Джабеца привели, и он приветливо поздоровался со мной. Слуги извинились за причиненное мне беспокойство.

— По ту сторону холма такое творится, что, сколько ни стереги, все мало! — сказали слуги. — Так уж пусть лучше достанется тебе, чем его светлости, господину лорду!

Джабец посочувствовал моему ранению и послал за молодой рослой девушкой, которая разорвала какую — то белую ткань, чтоб наложить мне повязку.

— Сегодня здесь будет не до тебя, арфист! — заявил Джабец, как только усадил меня на кухне и поднес мне несколько ломтиков курятины для утоления голода. — Жаль, конечно, очень жаль.

— О, где уж мне. Для таких событий я, конечно, ростом не вышел! — сказал я в надежде, что немножко скромности, быть может, облегчит нестерпимую боль в руке.

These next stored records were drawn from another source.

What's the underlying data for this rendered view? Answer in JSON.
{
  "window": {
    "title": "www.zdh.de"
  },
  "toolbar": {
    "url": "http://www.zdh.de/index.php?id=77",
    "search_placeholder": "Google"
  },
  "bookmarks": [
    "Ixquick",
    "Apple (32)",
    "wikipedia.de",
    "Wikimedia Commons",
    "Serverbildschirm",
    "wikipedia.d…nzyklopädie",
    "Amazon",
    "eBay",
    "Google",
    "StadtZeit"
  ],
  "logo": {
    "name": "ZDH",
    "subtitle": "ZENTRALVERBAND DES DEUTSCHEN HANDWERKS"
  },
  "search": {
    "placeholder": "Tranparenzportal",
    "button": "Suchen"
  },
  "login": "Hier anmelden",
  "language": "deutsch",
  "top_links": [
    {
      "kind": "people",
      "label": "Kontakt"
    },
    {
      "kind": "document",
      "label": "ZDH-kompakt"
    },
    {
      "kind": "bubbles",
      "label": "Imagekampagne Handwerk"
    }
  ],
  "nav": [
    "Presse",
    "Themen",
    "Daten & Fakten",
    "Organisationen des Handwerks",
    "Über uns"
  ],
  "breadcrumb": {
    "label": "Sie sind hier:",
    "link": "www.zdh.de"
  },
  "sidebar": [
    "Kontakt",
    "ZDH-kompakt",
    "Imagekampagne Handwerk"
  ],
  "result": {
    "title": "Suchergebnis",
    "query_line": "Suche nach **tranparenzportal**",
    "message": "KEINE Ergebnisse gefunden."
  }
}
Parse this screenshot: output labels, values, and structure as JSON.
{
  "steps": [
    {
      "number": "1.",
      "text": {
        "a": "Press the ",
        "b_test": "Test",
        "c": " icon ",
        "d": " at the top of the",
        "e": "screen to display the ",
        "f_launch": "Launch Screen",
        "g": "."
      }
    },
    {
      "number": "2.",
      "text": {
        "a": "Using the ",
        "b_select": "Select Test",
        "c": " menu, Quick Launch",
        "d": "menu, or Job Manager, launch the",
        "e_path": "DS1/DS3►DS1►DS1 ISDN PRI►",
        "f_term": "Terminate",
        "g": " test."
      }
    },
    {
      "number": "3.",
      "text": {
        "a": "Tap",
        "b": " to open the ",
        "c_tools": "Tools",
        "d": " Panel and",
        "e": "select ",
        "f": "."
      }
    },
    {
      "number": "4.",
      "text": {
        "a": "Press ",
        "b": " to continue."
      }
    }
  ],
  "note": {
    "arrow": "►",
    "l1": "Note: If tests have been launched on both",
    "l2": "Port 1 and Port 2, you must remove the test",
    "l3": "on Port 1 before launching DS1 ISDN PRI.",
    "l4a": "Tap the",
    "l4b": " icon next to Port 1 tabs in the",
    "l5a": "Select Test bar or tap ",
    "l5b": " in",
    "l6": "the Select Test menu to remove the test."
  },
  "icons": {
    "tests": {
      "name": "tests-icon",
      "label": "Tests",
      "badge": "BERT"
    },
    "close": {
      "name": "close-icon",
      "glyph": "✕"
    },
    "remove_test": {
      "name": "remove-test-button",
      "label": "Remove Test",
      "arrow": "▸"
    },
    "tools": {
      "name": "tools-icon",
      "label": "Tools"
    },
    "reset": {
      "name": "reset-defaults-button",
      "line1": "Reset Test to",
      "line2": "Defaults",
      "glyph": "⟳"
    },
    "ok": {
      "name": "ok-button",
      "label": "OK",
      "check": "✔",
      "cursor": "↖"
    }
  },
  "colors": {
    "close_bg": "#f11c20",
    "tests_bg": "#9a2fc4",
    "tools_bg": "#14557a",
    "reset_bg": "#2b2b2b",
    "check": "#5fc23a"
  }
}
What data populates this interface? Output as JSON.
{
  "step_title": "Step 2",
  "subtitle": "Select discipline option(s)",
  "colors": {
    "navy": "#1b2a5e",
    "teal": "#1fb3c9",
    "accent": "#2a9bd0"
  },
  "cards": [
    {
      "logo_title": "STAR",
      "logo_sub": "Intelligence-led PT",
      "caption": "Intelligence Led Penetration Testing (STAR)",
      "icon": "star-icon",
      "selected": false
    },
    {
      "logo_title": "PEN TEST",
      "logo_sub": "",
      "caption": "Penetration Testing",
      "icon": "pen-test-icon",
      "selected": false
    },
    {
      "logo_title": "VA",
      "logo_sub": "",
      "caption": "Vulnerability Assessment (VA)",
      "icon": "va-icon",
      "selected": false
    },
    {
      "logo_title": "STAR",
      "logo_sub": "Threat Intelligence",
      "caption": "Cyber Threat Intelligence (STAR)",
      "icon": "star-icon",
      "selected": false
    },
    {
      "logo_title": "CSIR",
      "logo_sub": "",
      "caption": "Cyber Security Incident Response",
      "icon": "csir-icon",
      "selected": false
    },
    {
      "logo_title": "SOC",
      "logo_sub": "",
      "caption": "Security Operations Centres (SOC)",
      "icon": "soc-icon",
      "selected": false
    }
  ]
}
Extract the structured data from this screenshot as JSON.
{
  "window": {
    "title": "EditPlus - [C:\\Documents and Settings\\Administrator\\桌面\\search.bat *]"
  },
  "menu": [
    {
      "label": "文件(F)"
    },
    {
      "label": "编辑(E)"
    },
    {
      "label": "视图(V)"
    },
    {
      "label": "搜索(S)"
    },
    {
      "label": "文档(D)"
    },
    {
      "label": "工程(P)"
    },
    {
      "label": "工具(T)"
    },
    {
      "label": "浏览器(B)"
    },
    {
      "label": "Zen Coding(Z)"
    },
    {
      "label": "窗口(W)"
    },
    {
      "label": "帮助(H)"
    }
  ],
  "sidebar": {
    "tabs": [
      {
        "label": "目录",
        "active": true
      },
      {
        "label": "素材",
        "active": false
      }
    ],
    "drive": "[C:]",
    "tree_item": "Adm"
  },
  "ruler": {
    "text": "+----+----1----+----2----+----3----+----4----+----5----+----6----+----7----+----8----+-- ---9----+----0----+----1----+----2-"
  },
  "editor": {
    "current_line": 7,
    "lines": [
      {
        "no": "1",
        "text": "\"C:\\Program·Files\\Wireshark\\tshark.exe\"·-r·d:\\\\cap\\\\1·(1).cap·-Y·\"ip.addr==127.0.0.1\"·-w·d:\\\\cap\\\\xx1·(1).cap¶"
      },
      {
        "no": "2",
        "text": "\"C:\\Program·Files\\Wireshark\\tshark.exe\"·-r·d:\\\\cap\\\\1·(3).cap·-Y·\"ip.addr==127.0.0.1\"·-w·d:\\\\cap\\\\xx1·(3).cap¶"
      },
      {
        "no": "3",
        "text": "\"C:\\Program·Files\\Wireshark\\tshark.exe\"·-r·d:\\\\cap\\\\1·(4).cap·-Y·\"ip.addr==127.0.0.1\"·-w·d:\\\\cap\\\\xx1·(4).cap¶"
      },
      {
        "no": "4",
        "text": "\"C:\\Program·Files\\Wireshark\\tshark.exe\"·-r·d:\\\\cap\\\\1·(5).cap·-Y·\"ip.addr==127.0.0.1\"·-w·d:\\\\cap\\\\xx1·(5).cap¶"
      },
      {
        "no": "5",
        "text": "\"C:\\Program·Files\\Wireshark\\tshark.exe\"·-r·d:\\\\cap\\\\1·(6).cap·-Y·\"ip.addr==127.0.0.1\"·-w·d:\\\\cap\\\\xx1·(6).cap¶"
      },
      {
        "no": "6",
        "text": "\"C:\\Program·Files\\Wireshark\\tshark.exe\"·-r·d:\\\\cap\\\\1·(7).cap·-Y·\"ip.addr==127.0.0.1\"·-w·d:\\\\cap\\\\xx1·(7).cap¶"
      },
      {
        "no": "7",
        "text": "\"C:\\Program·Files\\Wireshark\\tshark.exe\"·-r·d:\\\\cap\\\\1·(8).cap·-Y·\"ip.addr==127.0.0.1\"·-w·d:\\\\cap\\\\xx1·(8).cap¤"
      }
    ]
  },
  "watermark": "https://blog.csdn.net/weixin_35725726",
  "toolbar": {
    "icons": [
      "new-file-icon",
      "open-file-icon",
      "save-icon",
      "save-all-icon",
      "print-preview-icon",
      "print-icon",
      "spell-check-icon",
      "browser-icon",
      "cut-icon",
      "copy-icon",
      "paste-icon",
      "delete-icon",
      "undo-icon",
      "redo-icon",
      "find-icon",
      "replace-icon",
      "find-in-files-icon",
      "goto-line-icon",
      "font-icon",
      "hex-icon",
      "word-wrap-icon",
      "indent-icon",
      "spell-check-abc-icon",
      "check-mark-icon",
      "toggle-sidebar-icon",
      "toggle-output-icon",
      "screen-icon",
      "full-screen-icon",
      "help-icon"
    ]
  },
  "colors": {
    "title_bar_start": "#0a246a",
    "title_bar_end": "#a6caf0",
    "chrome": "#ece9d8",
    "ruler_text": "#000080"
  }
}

— Я не имел в виду ни тебя, ни твое мастерство, — произнес Джабец и так при этом лязгнул зубами, что я сразу почувствовал свое настоящее место. — А подумал я, видишь ли, о том, что сегодня именно такой вечер, когда тебе бы впору сыграть самое лучшее, На что ты способен. Сегодня один из самых замечательных вечеров, выпавших на долю наших самых знатных семей за многие и многие годы.

— Почему?

— Пойдем — ка. Сам увидишь.

Джабец снова вывел меня во двор, посыпанный гравием. Он крикнул конюхам, что идут свои, так пусгь не спускают с привязи собак. То он шел на цыпочках, то печатал шаг всей ступней. Зайдя за угол главного здания, мы стали подвигаться вперед, как пора кошек. Навстречу нам опять попались уже знакомые мне слуги со стэками в руках. Один из них вел на поводке того самого пса, который бросился на меня. Пес так задумчиво рычал, точно рад был бы вновь получить удовольствие и вцепиться в меня зубами. Голосом, свистящим от досады, Джабец предложил слугам заняться своими делами и не совать нос куда не следует. Мы подошли к огромному окну. И Джабец предложил мне заглянуть в него, строго — настрого наказав соблюдать крайнюю осторожность.

— Ради самого бога, берегись, как бы тебя не увидели!

Помещение, в которое я заглянул, представляло собой огромный бальный зал. Свет, лившийся из — за стекла, показался мне нестерпимо ярким. Зал полон был танцующих, среди них — много мужчин в военной форме. Женщины сбились в чинную стайку, окутанную бело — розовым облаком и настроенную на радостное ожидание.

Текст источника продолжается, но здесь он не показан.